Uprawiał marihuanę na zboczu skarpy wiślanej
Kryminalni płockiej komendy zlikwidowali plantację marihuany. Funkcjonariusze zatrzymali właściciela plantacji, oraz zabezpieczyli kilkadziesiąt krzewów konopi indyjskiej. Zatrzymany mężczyzna rośliny pielęgnował w donicach, nawoził i podlewał, a uprawę ukrył na zboczu skarpy wiślanej.
Kilka dni temu policjanci ustalili że na jednej z posesji w gminie Duninów 38-letni mieszkaniec Płocka uprawia nielegalnie konopie indyjskie. Jak się okazało, mężczyzna na działce należącej do jego znajomej, hodował kilkadziesiąt krzewów marihuany. Rośliny pielęgnował w donicach, nawoził i podlewał, a uprawę ukrył na zboczu skarpy wiślanej.

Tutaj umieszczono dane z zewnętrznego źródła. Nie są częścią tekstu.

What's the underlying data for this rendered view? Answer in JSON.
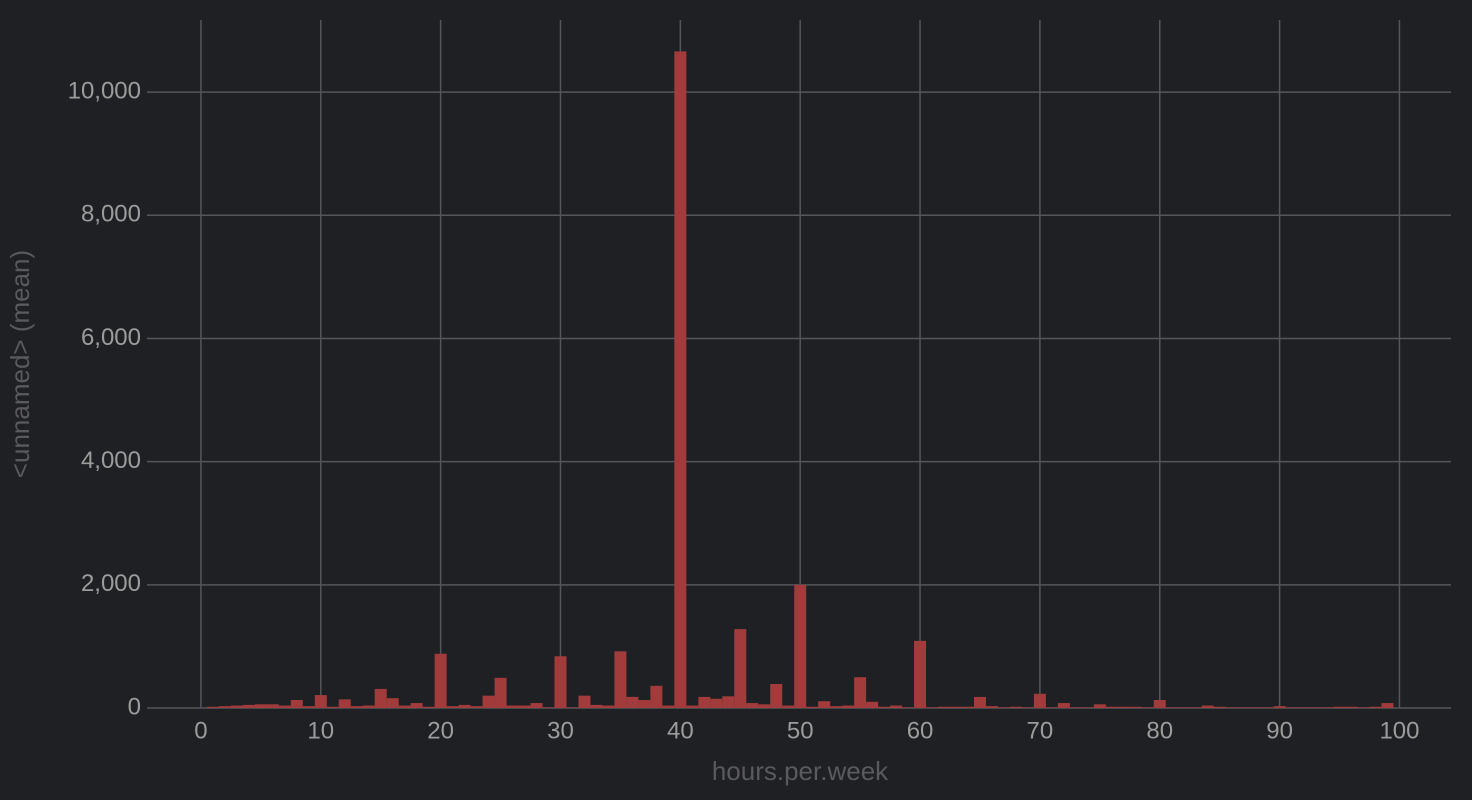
{
  "chart_data": {
    "type": "bar",
    "x_label": "hours.per.week",
    "y_label": "<unnamed> (mean)",
    "color": "#a23c3c",
    "grid": true,
    "x": [
      1,
      2,
      3,
      4,
      5,
      6,
      7,
      8,
      9,
      10,
      11,
      12,
      13,
      14,
      15,
      16,
      17,
      18,
      19,
      20,
      21,
      22,
      23,
      24,
      25,
      26,
      27,
      28,
      29,
      30,
      31,
      32,
      33,
      34,
      35,
      36,
      37,
      38,
      39,
      40,
      41,
      42,
      43,
      44,
      45,
      46,
      47,
      48,
      49,
      50,
      51,
      52,
      53,
      54,
      55,
      56,
      57,
      58,
      59,
      60,
      61,
      62,
      63,
      64,
      65,
      66,
      67,
      68,
      69,
      70,
      71,
      72,
      73,
      74,
      75,
      76,
      77,
      78,
      79,
      80,
      81,
      82,
      83,
      84,
      85,
      86,
      87,
      88,
      89,
      90,
      91,
      92,
      93,
      94,
      95,
      96,
      97,
      98,
      99
    ],
    "values": [
      20,
      30,
      40,
      50,
      60,
      60,
      40,
      130,
      30,
      210,
      20,
      140,
      30,
      40,
      310,
      160,
      40,
      80,
      20,
      880,
      30,
      50,
      30,
      200,
      490,
      40,
      40,
      80,
      10,
      840,
      10,
      200,
      50,
      40,
      920,
      180,
      130,
      360,
      40,
      10660,
      40,
      180,
      150,
      190,
      1280,
      80,
      60,
      390,
      40,
      2000,
      20,
      110,
      30,
      40,
      500,
      100,
      20,
      40,
      10,
      1090,
      10,
      20,
      20,
      20,
      180,
      30,
      10,
      20,
      10,
      230,
      10,
      80,
      10,
      10,
      60,
      20,
      20,
      20,
      10,
      130,
      10,
      10,
      10,
      40,
      20,
      10,
      10,
      10,
      10,
      30,
      10,
      10,
      10,
      10,
      20,
      20,
      10,
      20,
      80
    ],
    "xlim": [
      -4.5,
      104.3
    ],
    "xticks": [
      0,
      10,
      20,
      30,
      40,
      50,
      60,
      70,
      80,
      90,
      100
    ],
    "ylim": [
      0,
      11170
    ],
    "yticks": [
      0,
      {
        "value": 2000,
        "label": "2,000"
      },
      {
        "value": 4000,
        "label": "4,000"
      },
      {
        "value": 6000,
        "label": "6,000"
      },
      {
        "value": 8000,
        "label": "8,000"
      },
      {
        "value": 10000,
        "label": "10,000"
      }
    ]
  }
}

Kryminalni zatrzymali płocczanina, który przyznał się do uprawy plantacji. Sprawa ma charakter rozwojowy. Teraz policjanci sprawdzą czy zatrzymany hodował konopie na własny użytek, czy też uprawiał ją na sprzedaż. Obecnie mężczyzna czeka na przesłuchanie w prokuraturze. Jeżeli okaże się, ze uprawiał marihuanę na sprzedaż prawo przewiduje za to przestępstwo do 8 lat pozbawienia wolności.